Max Verstappen był najszybszym kierowcą podczas drugiego treningu do Grand Prix Turcji. Pierwszą trójkę uzupełnił Leclerc oraz Bottas
Początek drugiego treningu na torze Istanbul Park był równie chłodny jak pierwszy trening. Pierwsi na torze pojawili się zawodnicy Alfy Romeo, którzy celebrują swój 500-tny start, jako część zespołu Sauber. Bottas wszedł na szczyt tabeli w początkowej fazie treningu, a samochody wyglądały na nieco bardziej ustabilizowane. Lina wyścigowa powoli zaczyna się gumować. Reszta toru nadal wygląda jednak na “zieloną”, co może sprawić, że wyprzedzanie będzie interesujące w niedzielę. Nie zmieniło się jedno – Max Verstappen wciąż był najszybszy na torze.
Carlos Sainz po problemach w FP1 z jednostką napędową wyjechał na tor i mógł cieszyć się z jazdy. Bottas poprawił swój czas, lecz lepiej radzący sobie Max Verstappen pobił czas Fina. Później jednak odpowiedź przyszła z obozu Ferrari, bo to Charles Leclerc miał najszybszy czas. Cała trójka wyjechała na oponach pośrednich. Co ciekawe do walki o najlepsze okrążenie podłączył się Alex Albon. Taj od początku czuł się bardziej komfortowo niż przez ostatnie weekendy. Przez obrót Romaina Grosjeana pojawiły się żółte flagi w siódmym zakręcie.

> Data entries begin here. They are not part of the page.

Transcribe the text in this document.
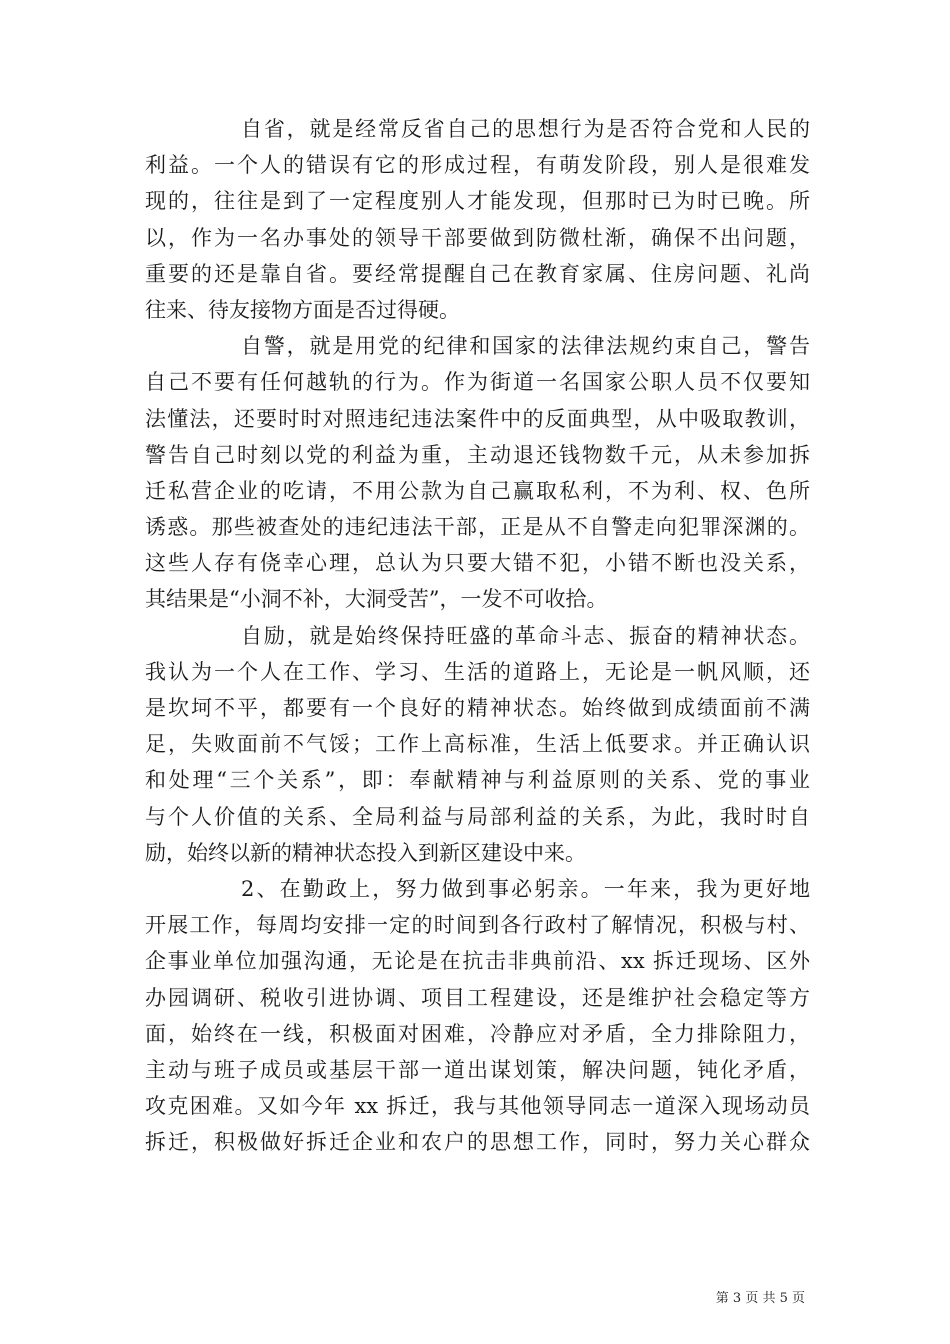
自省，就是经常反省自己的思想行为是否符合党和人民的
利益。一个人的错误有它的形成过程，有萌发阶段，别人是很难发
现的，往往是到了一定程度别人才能发现，但那时已为时已晚。所
以，作为一名办事处的领导干部要做到防微杜渐，确保不出问题，
重要的还是靠自省。要经常提醒自己在教育家属、住房问题、礼尚
往来、待友接物方面是否过得硬。
自警，就是用党的纪律和国家的法律法规约束自己，警告
自己不要有任何越轨的行为。作为街道一名国家公职人员不仅要知
法懂法，还要时时对照违纪违法案件中的反面典型，从中吸取教训，
警告自己时刻以党的利益为重，主动退还钱物数千元，从未参加拆
迁私营企业的吃请，不用公款为自己赢取私利，不为利、权、色所
诱惑。那些被查处的违纪违法干部，正是从不自警走向犯罪深渊的。
这些人存有侥幸心理，总认为只要大错不犯，小错不断也没关系，
其结果是“小洞不补，大洞受苦”，一发不可收拾。
自励，就是始终保持旺盛的革命斗志、振奋的精神状态。
我认为一个人在工作、学习、生活的道路上，无论是一帆风顺，还
是坎坷不平，都要有一个良好的精神状态。始终做到成绩面前不满
足，失败面前不气馁；工作上高标准，生活上低要求。并正确认识
和处理“三个关系”，即：奉献精神与利益原则的关系、党的事业
与个人价值的关系、全局利益与局部利益的关系，为此，我时时自
励，始终以新的精神状态投入到新区建设中来。
2、在勤政上，努力做到事必躬亲。一年来，我为更好地
开展工作，每周均安排一定的时间到各行政村了解情况，积极与村、
企事业单位加强沟通，无论是在抗击非典前沿、xx 拆迁现场、区外
办园调研、税收引进协调、项目工程建设，还是维护社会稳定等方
面，始终在一线，积极面对困难，冷静应对矛盾，全力排除阻力，
主动与班子成员或基层干部一道出谋划策，解决问题，钝化矛盾，
攻克困难。又如今年 xx 拆迁，我与其他领导同志一道深入现场动员
拆迁，积极做好拆迁企业和农户的思想工作，同时，努力关心群众
第 3 页 共 5 页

Później Kvyat narzekał na problemy z hamulcami. Komunikował zespołowi oczywiście w mało przyjazny sposób. W dalszej części sesji doszło do komicznej sytuacji związanej z obydwoma Williamsami. George Russell obrócił się w pierwszym zakręcie, a w tym samym czasie w siódmym panowanie stracił także jego kolega z zespołu, Nicolas Latifi. Był to tzw. “synchroniczny obrót”. Mieliśmy też spin Kimiego Raikkonena w zakręcie czternastym, problemy z przyczepnością Leclerca w piątym zakręcie, a w ostatniej sekcji toru piruet zaliczył Daniił Kvyat. Na koniec sesji było nieporozumienie w garażu Red Bulla, gdy Max Verstappen robiąc sobie miejsce nie wiedział, że za nim jadą inni. Ostatecznie to Holender był na szczycie tabeli pod koniec treningu. Drugi czas miał Charles Leclerc z Ferrari i trzeci był Valtteri Bottas, który musi zdobyć 8 punktów więcej od Lewisa Hamiltona, żeby zachować matematyczne szanse na tytuł.